Subjects of Christ the King

Dear Folks,
This is the Feast of Christ the King. Jesus reigns over all, and His authority is greater than any nation or any government. What does that mean for us?
We are not in the business of imposing our religion on others, even though some may accuse us of it. We are, however, in the business of helping other people, especially those that are most vulnerable and most hurting. This must sometimes include advocacy when human rights and human dignity are under attack. Some say that when we refuse to participate in things that we think are wrong or refuse to support wrong behavior, we are forcing their beliefs on others.
Some say that when we are speaking up for human rights, we are imposing Catholic beliefs. No, we are being good citizens. The conscience formed by Christianity has as much right to be in the public discussion as any other kind of conscience.
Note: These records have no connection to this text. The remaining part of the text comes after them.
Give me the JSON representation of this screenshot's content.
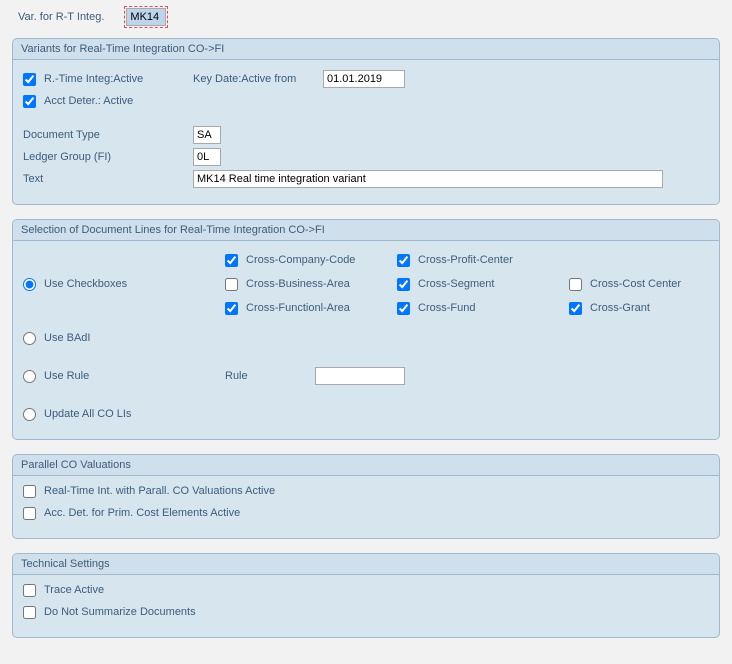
{
  "header": {
    "var_label": "Var. for R-T Integ.",
    "var_value": "MK14"
  },
  "variants": {
    "title": "Variants for Real-Time Integration CO->FI",
    "rt_active_label": "R.-Time Integ:Active",
    "key_date_label": "Key Date:Active from",
    "key_date_value": "01.01.2019",
    "acct_deter_label": "Acct Deter.: Active",
    "doc_type_label": "Document Type",
    "doc_type_value": "SA",
    "ledger_group_label": "Ledger Group (FI)",
    "ledger_group_value": "0L",
    "text_label": "Text",
    "text_value": "MK14 Real time integration variant"
  },
  "selection": {
    "title": "Selection of Document Lines for Real-Time Integration CO->FI",
    "use_checkboxes": "Use Checkboxes",
    "use_badi": "Use BAdI",
    "use_rule": "Use Rule",
    "rule_label": "Rule",
    "update_all": "Update All CO LIs",
    "cross_company": "Cross-Company-Code",
    "cross_business": "Cross-Business-Area",
    "cross_functional": "Cross-Functionl-Area",
    "cross_profit": "Cross-Profit-Center",
    "cross_segment": "Cross-Segment",
    "cross_fund": "Cross-Fund",
    "cross_cost": "Cross-Cost Center",
    "cross_grant": "Cross-Grant"
  },
  "parallel": {
    "title": "Parallel CO Valuations",
    "rt_parallel": "Real-Time Int. with Parall. CO Valuations Active",
    "acc_det": "Acc. Det. for Prim. Cost Elements Active"
  },
  "technical": {
    "title": "Technical Settings",
    "trace": "Trace Active",
    "no_summarize": "Do Not Summarize Documents"
  }
}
The letter to Titus is advice to a bishop, and says, “Remind them to be under control of
magistrates and authorities, to be obedient, to be open to every good enterprise (Titus 3:1).” Historically, the early Christians were good citizens of the countries in which they lived and were careful to obey the laws until the laws required them to be disobedient to God in the slightest way, and then they would refuse even under threat of death. St. Thomas More, when about to be beheaded, said, “I die the king’s good servant, but God’s first.” He followed the law of England to the letter, until it meant disobeying God, and then he would not budge.
Many point to the bad things done by Church leaders in the present and the past. Most of those are done contrary to the teaching of the faith, and that just calls for holding more closely to the faith now.
There have been times when official Catholic practice has involved bad things. This is often because our understanding of what is good and right has been getting refined over time. There was a time it would have been unheard of to suggest that someone has a right to express wrong ideas on matters of importance. The maxim was, “error has no rights” and it seemed intuitively obvious. Only after centuries of reflection did people start to say that even if error has no rights, people who err have rights, and we should counter bad ideas with more good ideas, not legal sanction or punishment. Ironically, the Catholic Church has gone from being accused of stifling
free thought to people clamoring for censorship of many Catholic beliefs for being “hateful” and “(fill-in-the-blank) phobia.”
Some say that, on balance, the Catholic Church has done more harm than good. I would suggest that narrative has been a prejudice that has led to some slanted history. Now we are starting to see that narrative challenged. I would recommend “How the Catholic Church Built Western Civilization” to get started.
We are very glad to learn about when the Church stood up for human rights and human dignity in the past, and sad for those who did not speak up when there was need. Let us live so that people can say of us that we were good American citizens, and servants of God first.